Литмир - Электронная Библиотека

Не зная о нем ничего, перебросившись с ним за все время пятью с половиной одно- и двухсложными словами, Кирилл определил его сразу и безошибочно — этот девяностокилограммовый кусок протоплазмы, этот давно победивший на одной седьмой суши мужской типаж ЧОПера низового звена, штатного низкооплачиваемого паразита, предмета обстановки, оснащения офисных зданий, муниципальных учреждений, учебных заведений, магазинов, фитнесс-центров, обменников, залов игровых автоматов, рынков, баз, складов и автостоянок, виртуоза игрушек в мобильнике, провинциала в большом городе, где убогий оклад околачивателя груш все равно вдвое превышает то, что имеют мужики, горбатясь на пилораме в его родном поселке (это еще в том хорошем и нечастом случае, если в поселке работает хоть какая-нибудь пилорама); он в очередной, бессчетный раз был перед Кириллом — со своей ленью, тупостью, наглостью, жвачностью, самодовольством, с «Ударом» в кармане, с невостребованным (и не собирался!) дипломом ПТУ по специальности «монтажник санитарно-технических систем и оборудования», с двумя годами тоскливого армейского бреда, к которым он все равно без конца возвращается по пьяни как к самым ярким впечатлениям в жизни и основанию мужицкой самоидентификации.

Впрочем, нельзя сказать, что потребности у Упыхтыша отсутствовали вовсе — он, например, ежедневно заказывал проституток, всякий раз долго, угрюмо и бестолково объясняя операторше, куда и как доставить заказ, а потом еще повторяя то же самое водиле.
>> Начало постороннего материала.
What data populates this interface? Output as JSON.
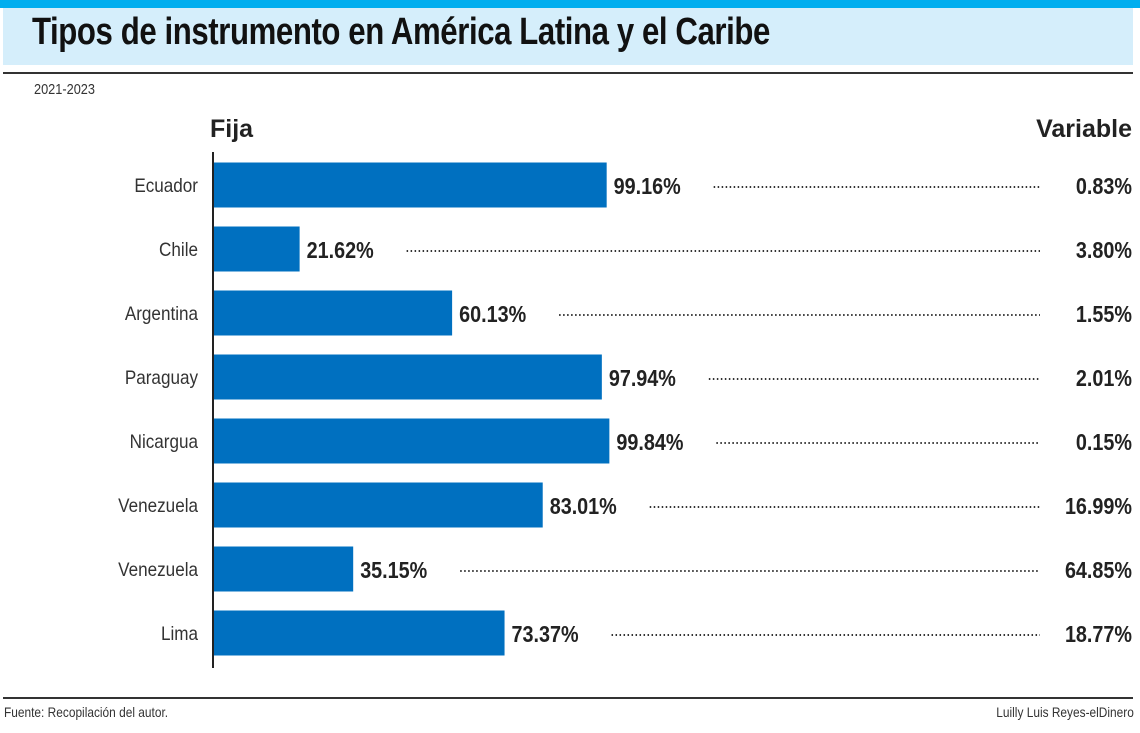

Кирилла на время визита дамы Упыхтыш запирал, как и на ночь, в его комнатке — показывать постояльца посторонним следователь, видимо, не велел. Комнатка, крошечная, со скошенным потолком, была на втором этаже — побег через занавешенное диким виноградом окошко хромой, с трудом шевелящий руками, замиравший иногда на ровном месте от приступов головокружения Кирилл даже не обдумывал.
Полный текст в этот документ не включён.